Hint: For most non-electrolytes dissolved in water their Van 't Hoff factor is essentially 1. For most of the ionic compounds dissolved in water their Van 't Hoff factor is equal to the number of discrete ions in a formula unit of the substance.

Step-by-Step Solution:
Let us first get introduced to the van’t Hoff factor before moving on to the specifics of the given question.
The Van’t Hoff factor offers information on the effect of solutes on the colligative properties of solutions and it can be defined as the ratio of the concentration of particles formed when a substance is dissolved to the concentration of the substance by mass.
Van’t hoff factor also describes the extent to which a substance associates or dissociates in a solution. e.g. when a non-electrolytic substance is dissolved in water, the value of i is generally 1.
However, when a compound that is ionic, forms a solution in water, the value of i is equal to the total number of ions present in one formula unit of the ionic substance.
Now, let us try and apply this concept to the given question.
(i) $C{{H}_{3}}COOH$ dissolved in water
Acetic acid is a weak acid and will not completely dissociate into ions when gets dissolved in water.
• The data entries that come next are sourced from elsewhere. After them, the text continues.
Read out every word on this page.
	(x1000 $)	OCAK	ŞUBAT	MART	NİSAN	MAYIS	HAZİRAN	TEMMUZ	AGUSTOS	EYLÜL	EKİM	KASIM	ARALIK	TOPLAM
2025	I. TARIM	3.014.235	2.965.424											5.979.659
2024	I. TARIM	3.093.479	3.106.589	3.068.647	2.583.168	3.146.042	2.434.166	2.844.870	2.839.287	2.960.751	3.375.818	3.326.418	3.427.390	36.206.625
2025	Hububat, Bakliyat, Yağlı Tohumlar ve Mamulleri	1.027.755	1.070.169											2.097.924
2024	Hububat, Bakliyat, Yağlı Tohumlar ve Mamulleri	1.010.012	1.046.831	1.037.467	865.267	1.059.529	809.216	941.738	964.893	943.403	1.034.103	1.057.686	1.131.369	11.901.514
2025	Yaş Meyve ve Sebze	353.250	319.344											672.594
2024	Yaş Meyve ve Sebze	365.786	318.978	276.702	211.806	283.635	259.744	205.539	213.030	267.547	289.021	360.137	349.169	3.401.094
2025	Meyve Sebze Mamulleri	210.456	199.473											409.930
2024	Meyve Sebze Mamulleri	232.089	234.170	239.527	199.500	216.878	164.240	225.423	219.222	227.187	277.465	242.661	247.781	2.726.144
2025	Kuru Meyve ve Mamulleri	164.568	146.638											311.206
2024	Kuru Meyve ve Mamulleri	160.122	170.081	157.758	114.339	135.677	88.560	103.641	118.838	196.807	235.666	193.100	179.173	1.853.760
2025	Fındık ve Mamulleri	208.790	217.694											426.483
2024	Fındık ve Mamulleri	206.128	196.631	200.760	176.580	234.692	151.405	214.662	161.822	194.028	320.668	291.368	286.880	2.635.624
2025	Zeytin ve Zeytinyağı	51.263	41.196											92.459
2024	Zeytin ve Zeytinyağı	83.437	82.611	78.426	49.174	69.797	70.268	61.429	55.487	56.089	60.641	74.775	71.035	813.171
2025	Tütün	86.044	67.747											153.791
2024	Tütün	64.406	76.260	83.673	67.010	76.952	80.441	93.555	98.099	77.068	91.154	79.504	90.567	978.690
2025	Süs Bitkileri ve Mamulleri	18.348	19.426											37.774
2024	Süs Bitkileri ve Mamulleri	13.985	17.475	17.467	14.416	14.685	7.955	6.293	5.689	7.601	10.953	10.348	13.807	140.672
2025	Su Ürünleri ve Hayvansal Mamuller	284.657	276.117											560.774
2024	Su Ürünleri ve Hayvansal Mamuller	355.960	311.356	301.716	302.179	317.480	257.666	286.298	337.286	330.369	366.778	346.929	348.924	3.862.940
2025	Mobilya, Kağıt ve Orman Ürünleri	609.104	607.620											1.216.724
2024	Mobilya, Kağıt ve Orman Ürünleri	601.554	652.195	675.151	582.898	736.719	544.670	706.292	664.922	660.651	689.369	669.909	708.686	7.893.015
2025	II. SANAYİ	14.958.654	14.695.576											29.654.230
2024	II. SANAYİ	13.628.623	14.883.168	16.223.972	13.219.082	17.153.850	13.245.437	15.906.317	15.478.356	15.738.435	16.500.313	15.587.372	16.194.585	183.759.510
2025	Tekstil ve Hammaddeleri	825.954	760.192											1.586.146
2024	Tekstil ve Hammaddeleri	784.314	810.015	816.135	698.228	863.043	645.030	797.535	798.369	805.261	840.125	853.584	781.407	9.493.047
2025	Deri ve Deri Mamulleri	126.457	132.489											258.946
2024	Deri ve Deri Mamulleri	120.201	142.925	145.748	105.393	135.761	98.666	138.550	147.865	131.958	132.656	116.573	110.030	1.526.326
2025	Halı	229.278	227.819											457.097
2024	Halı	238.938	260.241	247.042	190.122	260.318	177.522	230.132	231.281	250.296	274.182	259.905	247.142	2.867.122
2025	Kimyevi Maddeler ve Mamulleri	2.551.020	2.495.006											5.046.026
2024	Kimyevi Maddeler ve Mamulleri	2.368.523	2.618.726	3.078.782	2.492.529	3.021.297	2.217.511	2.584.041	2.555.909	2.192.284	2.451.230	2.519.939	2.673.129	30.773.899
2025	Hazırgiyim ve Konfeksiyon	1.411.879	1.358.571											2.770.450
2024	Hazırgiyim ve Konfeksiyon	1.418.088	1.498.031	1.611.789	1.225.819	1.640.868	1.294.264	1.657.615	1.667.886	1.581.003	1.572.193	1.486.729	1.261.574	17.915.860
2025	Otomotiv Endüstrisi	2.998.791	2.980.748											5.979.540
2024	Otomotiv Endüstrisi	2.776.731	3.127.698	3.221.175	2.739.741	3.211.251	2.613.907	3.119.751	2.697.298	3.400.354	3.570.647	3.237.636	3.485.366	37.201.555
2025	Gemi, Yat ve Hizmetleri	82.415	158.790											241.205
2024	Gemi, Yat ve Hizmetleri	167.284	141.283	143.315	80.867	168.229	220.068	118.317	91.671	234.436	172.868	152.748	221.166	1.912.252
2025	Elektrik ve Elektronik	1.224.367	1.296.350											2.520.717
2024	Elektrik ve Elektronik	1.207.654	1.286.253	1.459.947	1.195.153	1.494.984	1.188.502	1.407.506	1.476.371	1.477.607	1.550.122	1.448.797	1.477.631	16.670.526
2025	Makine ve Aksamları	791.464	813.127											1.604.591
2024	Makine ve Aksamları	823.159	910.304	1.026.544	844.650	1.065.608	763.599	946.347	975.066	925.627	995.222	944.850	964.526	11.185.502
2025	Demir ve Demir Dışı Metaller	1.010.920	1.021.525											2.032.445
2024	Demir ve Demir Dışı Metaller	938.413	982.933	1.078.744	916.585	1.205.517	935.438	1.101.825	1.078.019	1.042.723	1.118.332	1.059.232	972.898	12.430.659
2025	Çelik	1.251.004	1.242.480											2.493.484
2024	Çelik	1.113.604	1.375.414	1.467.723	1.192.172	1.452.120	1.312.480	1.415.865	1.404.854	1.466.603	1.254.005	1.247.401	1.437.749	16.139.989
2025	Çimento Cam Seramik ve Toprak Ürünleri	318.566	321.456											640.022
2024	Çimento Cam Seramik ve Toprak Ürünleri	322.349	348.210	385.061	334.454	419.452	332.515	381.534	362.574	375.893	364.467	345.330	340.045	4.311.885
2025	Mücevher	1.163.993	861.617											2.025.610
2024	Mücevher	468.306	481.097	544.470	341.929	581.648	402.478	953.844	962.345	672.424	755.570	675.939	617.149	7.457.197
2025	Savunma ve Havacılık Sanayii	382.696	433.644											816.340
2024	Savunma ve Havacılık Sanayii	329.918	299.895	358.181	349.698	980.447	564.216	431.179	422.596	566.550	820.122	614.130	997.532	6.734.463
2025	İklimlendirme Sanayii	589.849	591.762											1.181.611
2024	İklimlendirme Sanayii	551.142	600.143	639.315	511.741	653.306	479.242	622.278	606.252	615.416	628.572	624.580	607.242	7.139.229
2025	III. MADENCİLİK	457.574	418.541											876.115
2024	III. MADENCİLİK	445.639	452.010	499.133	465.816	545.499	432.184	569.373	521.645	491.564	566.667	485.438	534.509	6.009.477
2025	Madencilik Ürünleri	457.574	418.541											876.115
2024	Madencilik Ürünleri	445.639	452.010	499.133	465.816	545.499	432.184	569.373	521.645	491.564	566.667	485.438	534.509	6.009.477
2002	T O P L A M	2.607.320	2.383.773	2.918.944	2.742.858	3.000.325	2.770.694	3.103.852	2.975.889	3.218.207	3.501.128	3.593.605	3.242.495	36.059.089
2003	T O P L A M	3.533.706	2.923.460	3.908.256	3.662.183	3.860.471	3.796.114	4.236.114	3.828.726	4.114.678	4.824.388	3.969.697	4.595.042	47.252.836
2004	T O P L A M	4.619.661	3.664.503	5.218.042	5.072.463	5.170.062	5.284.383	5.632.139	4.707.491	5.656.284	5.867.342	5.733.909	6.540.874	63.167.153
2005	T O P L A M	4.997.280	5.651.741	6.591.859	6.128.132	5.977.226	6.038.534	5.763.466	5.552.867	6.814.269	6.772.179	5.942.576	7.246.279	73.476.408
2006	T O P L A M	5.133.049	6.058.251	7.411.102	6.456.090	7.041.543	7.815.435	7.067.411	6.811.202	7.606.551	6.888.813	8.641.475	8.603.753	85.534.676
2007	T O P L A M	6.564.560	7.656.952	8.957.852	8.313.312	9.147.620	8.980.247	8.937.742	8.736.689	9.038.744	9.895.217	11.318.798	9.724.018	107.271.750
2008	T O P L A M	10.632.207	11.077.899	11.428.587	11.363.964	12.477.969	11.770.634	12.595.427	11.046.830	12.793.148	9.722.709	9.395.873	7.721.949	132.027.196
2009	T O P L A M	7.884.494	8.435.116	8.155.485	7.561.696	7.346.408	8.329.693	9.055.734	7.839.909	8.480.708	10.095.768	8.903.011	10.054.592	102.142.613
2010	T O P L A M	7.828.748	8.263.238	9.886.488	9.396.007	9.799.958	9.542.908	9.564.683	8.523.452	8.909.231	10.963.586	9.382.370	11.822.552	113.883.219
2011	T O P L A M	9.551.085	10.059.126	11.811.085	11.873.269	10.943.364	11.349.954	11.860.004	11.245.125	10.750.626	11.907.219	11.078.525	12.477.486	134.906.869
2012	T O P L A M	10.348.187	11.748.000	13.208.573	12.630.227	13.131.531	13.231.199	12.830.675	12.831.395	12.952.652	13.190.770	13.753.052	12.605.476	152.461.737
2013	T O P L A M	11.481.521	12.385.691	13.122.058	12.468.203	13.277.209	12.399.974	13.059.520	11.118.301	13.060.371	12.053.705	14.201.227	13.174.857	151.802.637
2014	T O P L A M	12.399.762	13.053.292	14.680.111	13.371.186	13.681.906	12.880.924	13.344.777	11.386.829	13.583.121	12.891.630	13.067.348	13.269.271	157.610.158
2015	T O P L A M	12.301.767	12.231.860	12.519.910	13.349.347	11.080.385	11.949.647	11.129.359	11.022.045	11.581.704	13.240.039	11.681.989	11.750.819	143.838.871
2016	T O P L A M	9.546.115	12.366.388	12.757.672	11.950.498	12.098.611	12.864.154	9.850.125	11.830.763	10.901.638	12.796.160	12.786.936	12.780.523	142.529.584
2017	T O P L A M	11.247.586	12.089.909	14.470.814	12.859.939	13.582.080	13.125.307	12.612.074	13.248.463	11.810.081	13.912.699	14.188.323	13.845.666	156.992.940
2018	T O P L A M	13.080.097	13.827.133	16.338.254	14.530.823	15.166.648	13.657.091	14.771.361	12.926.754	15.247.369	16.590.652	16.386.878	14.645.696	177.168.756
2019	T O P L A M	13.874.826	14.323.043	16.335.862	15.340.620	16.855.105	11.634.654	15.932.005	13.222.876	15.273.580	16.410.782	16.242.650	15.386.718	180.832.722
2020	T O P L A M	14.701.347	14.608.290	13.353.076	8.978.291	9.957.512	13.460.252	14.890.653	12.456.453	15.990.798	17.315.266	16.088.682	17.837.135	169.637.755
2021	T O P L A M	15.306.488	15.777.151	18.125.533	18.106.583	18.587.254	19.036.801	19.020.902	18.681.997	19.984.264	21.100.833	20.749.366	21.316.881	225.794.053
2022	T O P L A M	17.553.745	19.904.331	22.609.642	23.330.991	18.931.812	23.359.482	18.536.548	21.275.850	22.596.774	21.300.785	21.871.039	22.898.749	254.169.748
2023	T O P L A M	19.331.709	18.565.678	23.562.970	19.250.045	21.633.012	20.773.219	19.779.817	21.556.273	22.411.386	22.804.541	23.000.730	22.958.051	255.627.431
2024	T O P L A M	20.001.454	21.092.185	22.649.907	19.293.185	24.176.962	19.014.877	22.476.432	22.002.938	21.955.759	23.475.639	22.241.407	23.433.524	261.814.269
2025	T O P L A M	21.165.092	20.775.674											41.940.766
The dissociation reaction can be given as under.
$C{{H}_{3}}COO{{H}_{(aq)}}\xrightarrow{{{H}_{2}}O}C{{H}_{3}}CO{{O}^{-}}+{{H}^{+}}$
Its dissociation constant can be given by following equation.
$\text{Dissociation constant }\alpha \text{ = }\frac{[C{{H}_{3}}CO{{O}^{-}}][{{H}^{+}}]}{[{{H}_{2}}O]}$
There is a simple relationship between the dissociation constant and Van’t hoff factor. Dissociation constant expresses the degree of dissociation of the acid, so we can write the relation between dissociation constant and Van’t foff factor as
$i=\alpha n+(1-\alpha )$
Here, acetic acid yields 2 ions upon dissociation. So, we can say that
$i=1+\alpha$
So, we can say that van’t hoff factor for acetic acid in water will be more than 1.
ii) $C{{H}_{3}}COOH$ in benzene
In benzene, actually acetic acid dimerizes and so, its association reaction in benzene can be given as:
$2C{{H}_{3}}COOH\to 2(C{{H}_{3}}COOH)$
If we suppose that association factor is $\alpha$ , then we can find its Van’t hoff factor.
So, Van’t hoff factor can be given as
$i=n\alpha +(1-\alpha )$
$i=\frac{1}{2}\alpha +(1-\alpha )$
$i=1-\frac{\alpha }{2}$
Hence we can say that the Van't hoff factor for acetic acid in benzene will be less than one.
Thus we can conclude that the Van't hoff factor for acetic acid in water is more than one and for acetic acid in benzene will be less than one.

Note: Sometimes ion pairing occurs in a solution. At a given instant, a small percentage of the ions are paired and count as a single particle. Ion pairing occurs to some extent in all electrolyte solutions. This causes deviation from the van 't Hoff factor and tends to be greatest where the ions have multiple charges.